The rise of gig platforms contributes to this dynamic as well. In many cases, CHROs may be looking to outsource jobs and tasks to gig workers and freelancers, rather than keeping them in-house. While inflation is likely slowing, “automation and gig will become more pervasive,” Lechner argues. “My prediction is we will see more jobs going to machine and gig workers,” while employers focus more than ever on high performers. In essence, in the search for savings on labor costs and greater efficiency, companies will seek to replace as many people as they can—either with freelancers and gig workers or with AI—while “enhancing their HR capability to provide a more sophisticated value to high performers.”

It can be tantalizing to embrace a view of AI and automation as a jobs killer, but the reality may be far more benign, or even positive. The HR function at IBM has been using AI for some time to help employees develop high demand skills, so that instead of laying them off, they can assign them to higher value projects. “Layoffs are not a cheap thing to do,” Gherson notes. “You’ve got to pay severance.
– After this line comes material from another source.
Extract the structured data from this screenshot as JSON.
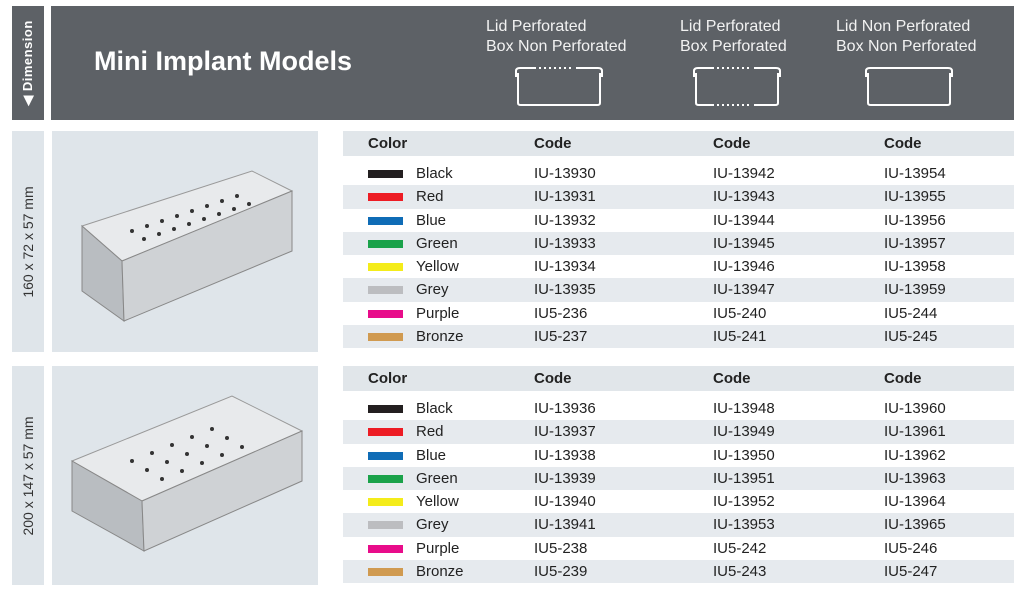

So it’s not the easiest solution. The easiest solution is not to give an increase to the people who don’t have the skills, and then give them all the capability to grow their skills into areas that will earn them an increase.”

IBM, for instance, has a sophisticated learning platform that identifies employees’ current skill sets based on their projects, and then offers them learning tools to develop new, high demand skills. This way, employees are able to take greater control of their trajectory in the company. “We would push the hot skills that we have a high demand for now and going into the future,” Gherson explains. “And so everyone knew what they were, and you could sit at your computer and earn your certification in data science or whatever it was. And then you would open a tab and the jobs that are available to you now would be there.”

The same tools can help managers understand who should receive wage increases. Employees with high demand skills would be flagged by the AI for greater increases (to prevent them from leaving for a competitor), while those with lower demand skills might not receive a raise, but would be encouraged to develop new, high demand skills using the learning platform, so that they could earn more in those functions. (Of course, managers still have the final say on who gets a raise.)

Ultimately, navigating the current compensation environment requires CHROs to focus on a few critical factors, says Gherson. “What do we really need to be good at? What are the critical skills to make our strategy happen? And then it flows from there. You start to take a strategic look at your skills that you need to accomplish what you’ve set out to do.”

Or, as Loescher says, “Dance with the one who brung ya.”